How to avoid crawl depth issues
There are several strategies to implement and habits to avoid so that your site has a workable structure for both crawlers and users.
Ensure that you have at least one XML sitemap
XML sitemaps are used to show Google what URLs exist on a website and get crawled more than any other kind of sitemap (such as a video or image sitemap).
There can be many elements included in an XML sitemap, such as when a particular URL was last updated.
You can learn more about sitemaps and how to build them in this Google Search Console Help guide.
Inspect your pagination
Websites with a lot of content often use pagination so that they can quickly and easily provide content to users.
For instance, if a user visits a clothes site and searches for “medium white t-shirt”, through pagination, they will be provided with items within their specifications.
As a result, however, this can cause issues with crawling, as pagination can create deep pathways when either there are very few items within a page, or there is a long list of items.
You can avoid paginated related crawling issues by cutting down lists, offering more items per page, or by instructing crawlers to ignore low-quality pages.
To do the latter, you will need to access and modify your robots.txt file. Again, you can read about how to modify your robots.txt file in this Google Search Reference guide.
Limit dynamic URL crawling
A dynamic URL is designed to narrow down items within a site’s listing page, which will filter what information is displayed to users.
Typically used by ecommerce sites, dynamic URLs append parameters, which generate similar URLs.
This tactic can cause serious crawling issues when duplicates occur of important pages.
Although adding a canonical tag can stop the indexing of a page with a dynamic URL, it will not stop it from being crawled, so ensure to mark the links with a nofollow attribute.
Alternatively, you can block them through the parameter tool in Google Search Console and or through Bing Webmaster Tools.
On the off chance that your site needs URL parameters to serve content, only implement the above if you are confident it will not negatively affect your website.
You can read more about dynamic URLs and faceted navigation in this blog.
Check for excessive 301 redirects
When sites get migrated, it is sometimes the case that a batch of URLs will get linked to without a trailing slash. This can be an issue if the rest of the site uses trailing slashes.

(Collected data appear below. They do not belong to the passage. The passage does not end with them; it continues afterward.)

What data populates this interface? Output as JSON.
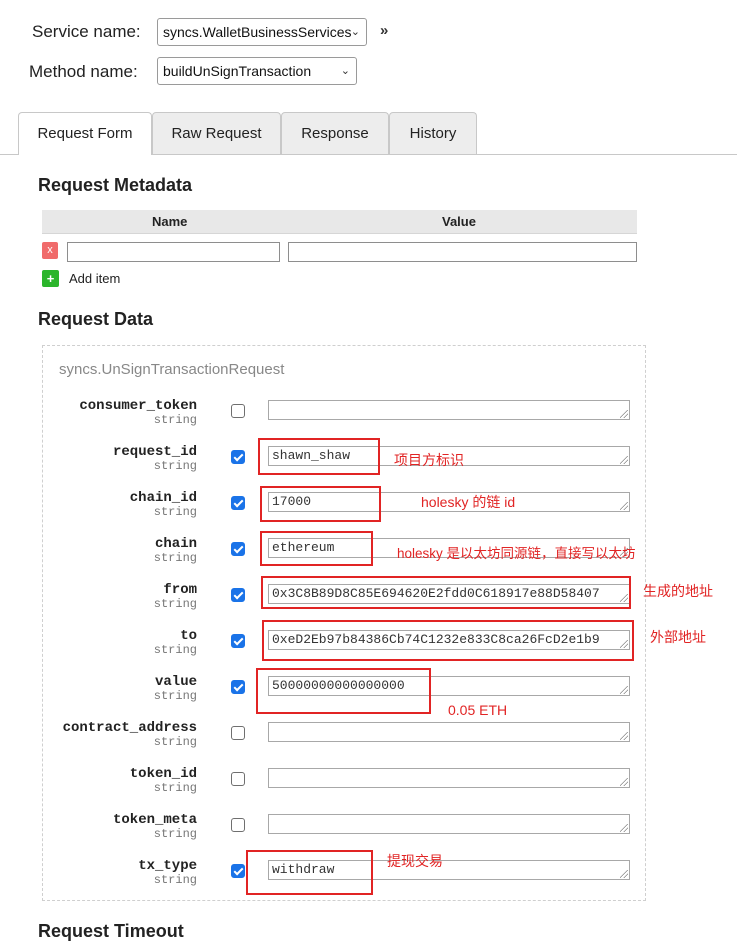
{
  "header": {
    "service_label": "Service name:",
    "service_value": "syncs.WalletBusinessServices",
    "method_label": "Method name:",
    "method_value": "buildUnSignTransaction",
    "expand_icon": "double-chevron-right"
  },
  "tabs": [
    {
      "label": "Request Form",
      "active": true
    },
    {
      "label": "Raw Request",
      "active": false
    },
    {
      "label": "Response",
      "active": false
    },
    {
      "label": "History",
      "active": false
    }
  ],
  "metadata": {
    "title": "Request Metadata",
    "col_name": "Name",
    "col_value": "Value",
    "remove_label": "x",
    "add_icon": "+",
    "add_label": "Add item"
  },
  "request_data": {
    "title": "Request Data",
    "message_name": "syncs.UnSignTransactionRequest",
    "fields": [
      {
        "name": "consumer_token",
        "type": "string",
        "checked": false,
        "value": ""
      },
      {
        "name": "request_id",
        "type": "string",
        "checked": true,
        "value": "shawn_shaw"
      },
      {
        "name": "chain_id",
        "type": "string",
        "checked": true,
        "value": "17000"
      },
      {
        "name": "chain",
        "type": "string",
        "checked": true,
        "value": "ethereum"
      },
      {
        "name": "from",
        "type": "string",
        "checked": true,
        "value": "0x3C8B89D8C85E694620E2fdd0C618917e88D58407"
      },
      {
        "name": "to",
        "type": "string",
        "checked": true,
        "value": "0xeD2Eb97b84386Cb74C1232e833C8ca26FcD2e1b9"
      },
      {
        "name": "value",
        "type": "string",
        "checked": true,
        "value": "50000000000000000"
      },
      {
        "name": "contract_address",
        "type": "string",
        "checked": false,
        "value": ""
      },
      {
        "name": "token_id",
        "type": "string",
        "checked": false,
        "value": ""
      },
      {
        "name": "token_meta",
        "type": "string",
        "checked": false,
        "value": ""
      },
      {
        "name": "tx_type",
        "type": "string",
        "checked": true,
        "value": "withdraw"
      }
    ]
  },
  "annotations": {
    "request_id": "项目方标识",
    "chain_id": "holesky 的链 id",
    "chain": "holesky 是以太坊同源链，直接写以太坊",
    "from": "生成的地址",
    "to": "外部地址",
    "value": "0.05 ETH",
    "tx_type": "提现交易"
  },
  "footer_heading": "Request Timeout",
  "colors": {
    "annotation": "#e12424",
    "checkbox": "#1a73e8"
  }
}
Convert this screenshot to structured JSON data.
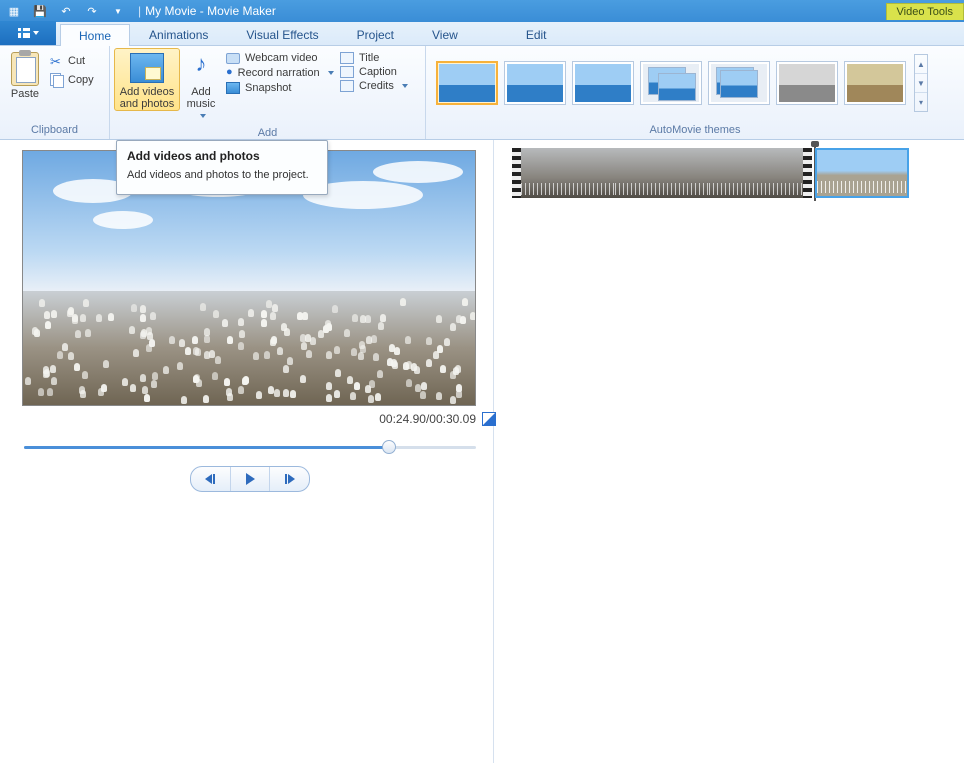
{
  "titlebar": {
    "title": "My Movie - Movie Maker",
    "context_tab": "Video Tools"
  },
  "tabs": {
    "home": "Home",
    "animations": "Animations",
    "visual_effects": "Visual Effects",
    "project": "Project",
    "view": "View",
    "edit": "Edit"
  },
  "ribbon": {
    "clipboard": {
      "group_label": "Clipboard",
      "paste": "Paste",
      "cut": "Cut",
      "copy": "Copy"
    },
    "add": {
      "group_label": "Add",
      "add_videos_line1": "Add videos",
      "add_videos_line2": "and photos",
      "add_music_line1": "Add",
      "add_music_line2": "music",
      "webcam": "Webcam video",
      "record_narration": "Record narration",
      "snapshot": "Snapshot",
      "title": "Title",
      "caption": "Caption",
      "credits": "Credits"
    },
    "themes": {
      "group_label": "AutoMovie themes"
    }
  },
  "tooltip": {
    "title": "Add videos and photos",
    "body": "Add videos and photos to the project."
  },
  "preview": {
    "time": "00:24.90/00:30.09",
    "slider_pct": 80.8
  }
}
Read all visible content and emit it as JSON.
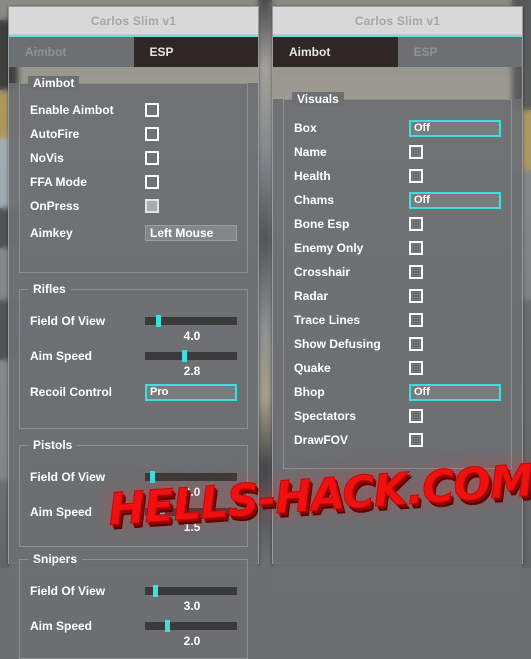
{
  "window_title": "Carlos Slim v1",
  "accent_color": "#3ddede",
  "watermark": "HELLS-HACK.COM",
  "left_window": {
    "title": "Carlos Slim v1",
    "tabs": [
      {
        "label": "Aimbot",
        "active": false
      },
      {
        "label": "ESP",
        "active": true
      }
    ],
    "groups": [
      {
        "legend": "Aimbot",
        "rows": [
          {
            "label": "Enable Aimbot",
            "type": "checkbox",
            "checked": false
          },
          {
            "label": "AutoFire",
            "type": "checkbox",
            "checked": false
          },
          {
            "label": "NoVis",
            "type": "checkbox",
            "checked": false
          },
          {
            "label": "FFA Mode",
            "type": "checkbox",
            "checked": false
          },
          {
            "label": "OnPress",
            "type": "checkbox",
            "checked": true
          },
          {
            "label": "Aimkey",
            "type": "combo-plain",
            "value": "Left Mouse"
          }
        ]
      },
      {
        "legend": "Rifles",
        "rows": [
          {
            "label": "Field Of View",
            "type": "slider",
            "value": "4.0",
            "percent": 12
          },
          {
            "label": "Aim Speed",
            "type": "slider",
            "value": "2.8",
            "percent": 40
          },
          {
            "label": "Recoil Control",
            "type": "combo",
            "value": "Pro"
          }
        ]
      },
      {
        "legend": "Pistols",
        "rows": [
          {
            "label": "Field Of View",
            "type": "slider",
            "value": "2.0",
            "percent": 5
          },
          {
            "label": "Aim Speed",
            "type": "slider",
            "value": "1.5",
            "percent": 16
          }
        ]
      },
      {
        "legend": "Snipers",
        "rows": [
          {
            "label": "Field Of View",
            "type": "slider",
            "value": "3.0",
            "percent": 9
          },
          {
            "label": "Aim Speed",
            "type": "slider",
            "value": "2.0",
            "percent": 22
          }
        ]
      }
    ]
  },
  "right_window": {
    "title": "Carlos Slim v1",
    "tabs": [
      {
        "label": "Aimbot",
        "active": true
      },
      {
        "label": "ESP",
        "active": false
      }
    ],
    "groups": [
      {
        "legend": "Visuals",
        "rows": [
          {
            "label": "Box",
            "type": "combo",
            "value": "Off"
          },
          {
            "label": "Name",
            "type": "checkbox",
            "checked": false
          },
          {
            "label": "Health",
            "type": "checkbox",
            "checked": false
          },
          {
            "label": "Chams",
            "type": "combo",
            "value": "Off"
          },
          {
            "label": "Bone Esp",
            "type": "checkbox",
            "checked": false
          },
          {
            "label": "Enemy Only",
            "type": "checkbox",
            "checked": false
          },
          {
            "label": "Crosshair",
            "type": "checkbox",
            "checked": false
          },
          {
            "label": "Radar",
            "type": "checkbox",
            "checked": false
          },
          {
            "label": "Trace Lines",
            "type": "checkbox",
            "checked": false
          },
          {
            "label": "Show Defusing",
            "type": "checkbox",
            "checked": false
          },
          {
            "label": "Quake",
            "type": "checkbox",
            "checked": false
          },
          {
            "label": "Bhop",
            "type": "combo",
            "value": "Off"
          },
          {
            "label": "Spectators",
            "type": "checkbox",
            "checked": false
          },
          {
            "label": "DrawFOV",
            "type": "checkbox",
            "checked": false
          }
        ]
      }
    ]
  }
}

If a user or crawler goes to such a URL, they will get 301 redirected.
An example of a URL with a trailing slash:
An example of a URL without a trailing slash:
Although a small number of URLs with or without a trailing slash isn’t necessarily a huge issue, if this is the case for URLs numbering the thousands, the problem simply compounds as Googlebot and others have to crawl more and more unnecessary URLs.
Always update links within your sent when URLs are changed so that you can limit the number of 301 redirects.
If you already have this issue, look into creating a rewrite rule to add or remove the slashes.